Hope Bleeds at Sundown

sunsetWe first noticed this phenomenon with Dad. During the final stages of his dementia, dusk triggered an inward call. He rose from his chair and began pacing up and down the living room, going nowhere yet constantly moving.

His eyes shone with an almost maniacal light, as if he obeyed a substance or a creature we could not see. By that time, he no longer spoke, so we couldn’t ask him what he was looking for or where he wanted to go. It became his nightly ritual until he could no longer walk.

I fully expected him to pass away during the dusky hours, when the Oklahoma sun begins its descent into the horizon. But no, he graduated to heaven in the middle of a spring day – simply by ceasing to breathe and walking away with Jesus.

Years ago, when my mother worked as a nurse in the hospital, she told me how important it was to work the night shift and watch out for her patients. “If they’re going to die,” she said, “they’ll die at night.”

Something about the night conjures up the dark fear of death – all those spooky movies with a full moon shadowing gargantuan monsters. I find that strange, because I love sunsets and when I finally lay me down to sleep, I say, “Ah! Yes!”


But then, the scenario is different when Alzheimer’s and/or dementia capture the brain.


 

We have noticed the sundown change in Mom as well. She eats supper early, around 4:30 at the assisted living facility. Perhaps they schedule it early for a purpose, because they know what is coming for many of their residents. Shortly after supper, Mom moves into her most confused state of the day.

We know better than to visit her in the evening, because she will be concerned about the farm and what is happening there, even though she hasn’t lived in the country for many years. In the evenings, she will forget Dad has passed. She will talk about him as if he is coming into the room and she must prepare his clothes for the next day.

At dusk, Mom will argue about nonsensical things – what day it is, what year it is, whether we have already celebrated Christmas and whose name she drew and what present she bought. It doesn’t matter what we say or how we try to explain, the shutters of understanding have closed for the day. She is lost within the sunset hours.

An old hymn reminds me of the timelessness of heaven and how we will someday no longer fear any type of sundowner symptoms.

“Beyond the sunset, oh blissful morning

When with our savior, heaven is begun.

Earth’s toiling ended, oh glorious dawning

Beyond the sunset, when day is done.”

 

You can listen to the entire hymn here: Beyond the Sunset

I guess there’s a good reason hope bleeds at sundown. Maybe that’s the time believers are most restless for heaven, searching for the Savior and for their loved ones who graduated before them.

Next time I see Mom at dusk, I’ll take her hand to calm her down and say, “It’s okay, Mom. Only a few more sunsets until your journey is over. Be still. The best is yet to be.”

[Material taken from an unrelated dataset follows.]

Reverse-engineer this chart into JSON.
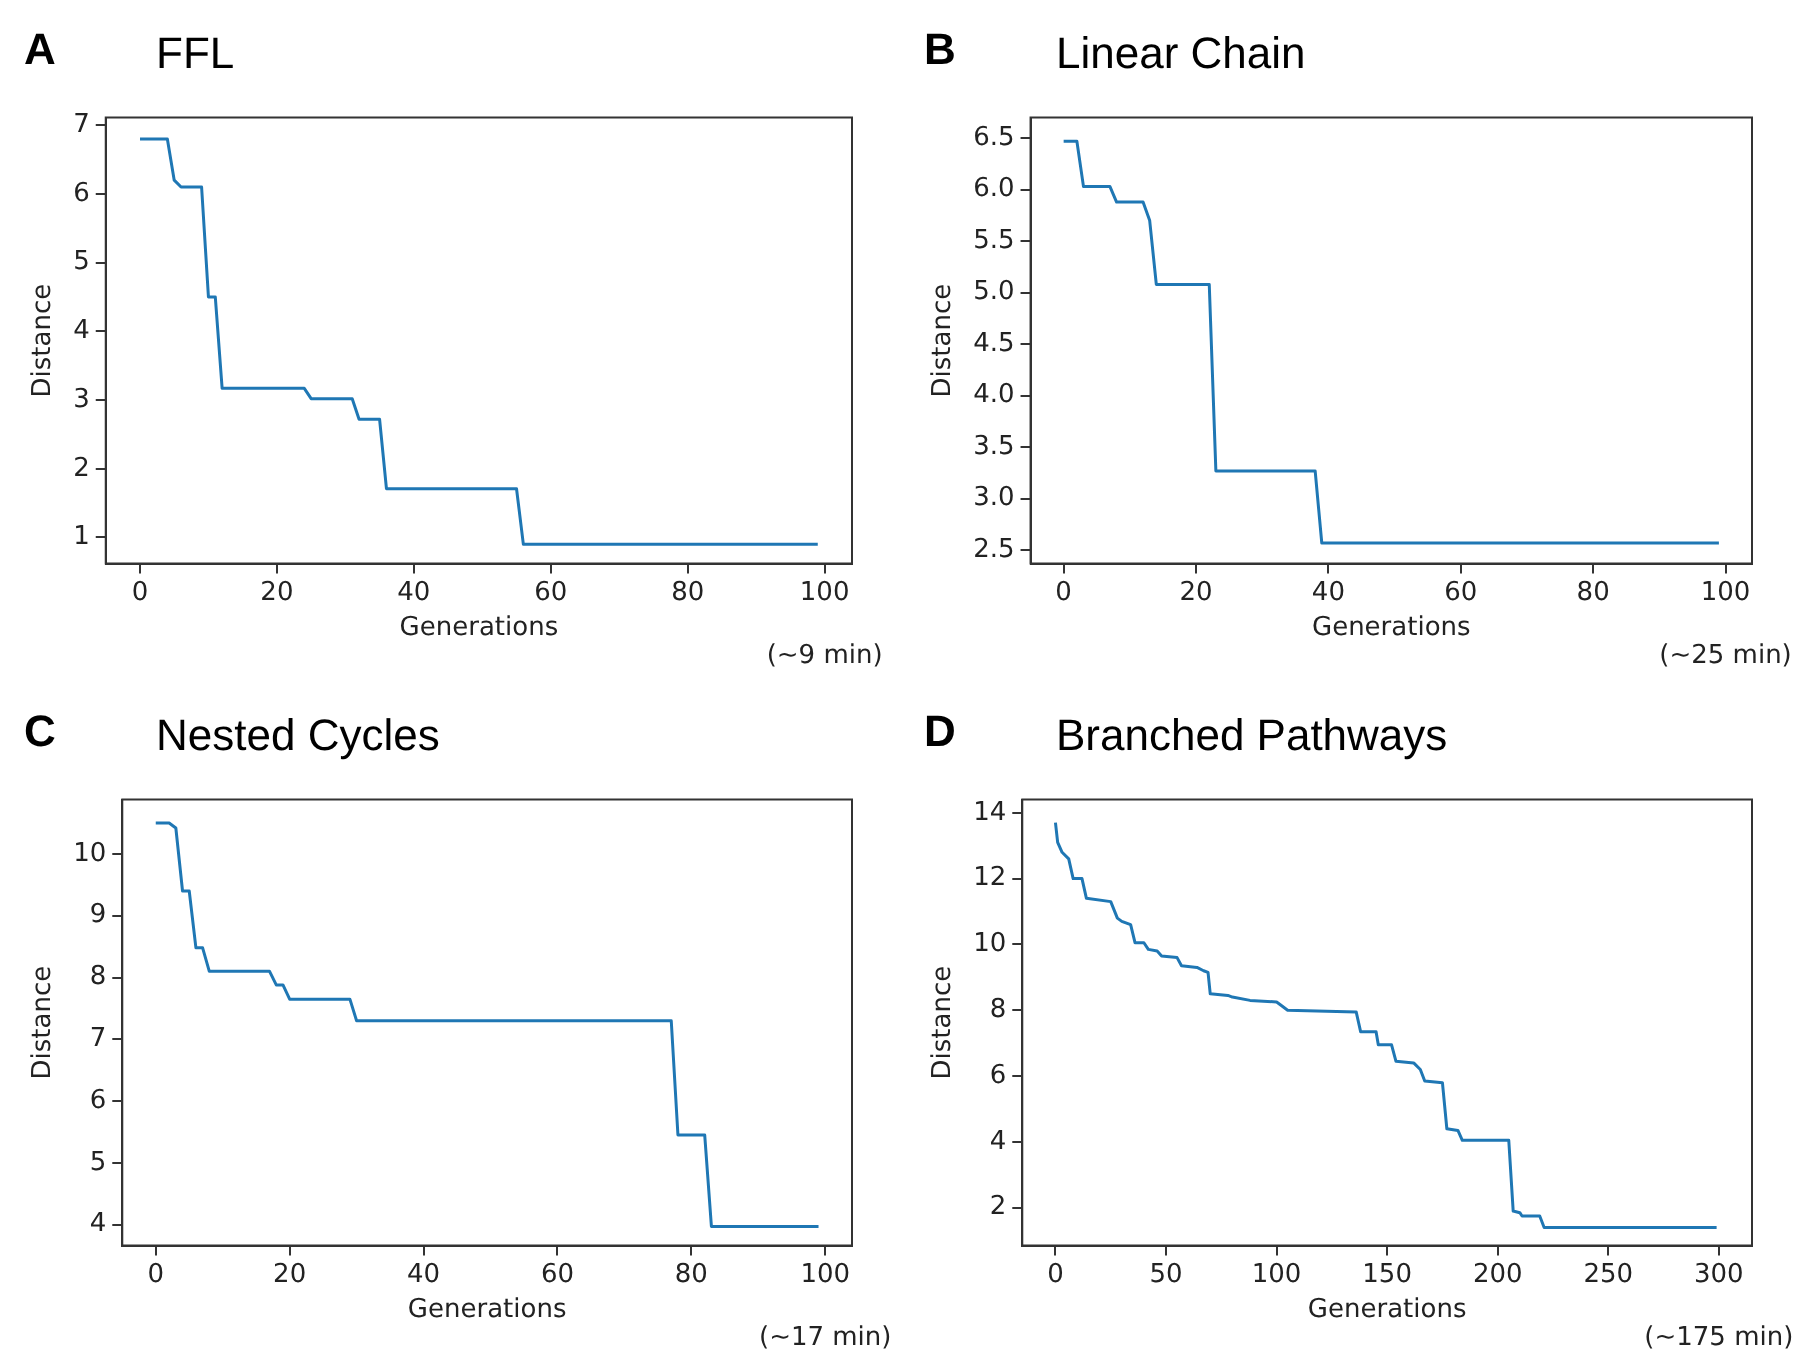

©2016 RJ Thesman – Author of the Reverend G books http://amzn.to/1rXlCyh

3 Levels of Alzheimer’s

Until I started researching and living Alzheimer’s with my mom – nobody told me about the three levels of this disease. But I’ve seen them again and again as I’ve talked with other caregivers and observed my mom.Alz awareness

Level One: Your loved one begins to realize something isn’t quite right. He forgets where he parked the car. She forgets how to brush her teeth. They can’t count or say the alphabet. This is the level where Reverend G forgot part of the Lord’s Prayer. http://amzn.to/11QATC1

They begin to use coping mechanisms to help themselves remember. My mother parked in the exact same parking space every time she went to the grocery store. That’s how she remembered where her car was. She pinned her house keys to the inside of her slacks so that she was never locked out of her house because she couldn’t find her keys.

In Level One, the Alzheimer’s patient is afraid and usually keeps this fear a secret. During this time, the rest of the family needs to begin making some difficult decisions.

Level Two: I call Level Two, the intermission. This is the level where the Alzheimer’s medicines begin to work, where the loved one is more content, where everything seems to be okay – for a little while. None of the levels have a time frame because every patient reacts differently. Your loved one still remembers you and may be able to take care of herself, especially within the protective confines of assisted living.

During “Intermission for Reverend G” http://amzn.to/1l4oGoo, we see a love story, the residents play Bingo and converse fairly easily with each other although confusion still reigns.

Level Three: The Alzheimer’s patient begins to move into the final stages. He will probably forget his family members; she may forget how to speak and how to eat. For the patients, this is not nearly as stressful as Level One, because they don’t care anymore and don’t even know what they’re doing.

This is the most difficult level for the caregiver. Mom or Dad have now become infants, wearing diapers, needing to be fed and dressed. We grieve every day and beg God to take them home.

No matter what level your loved one is in right now, the important point is to take care of yourself, love them however you can and know that someday – no one knows when – someday this Alzheimer’s journey will end.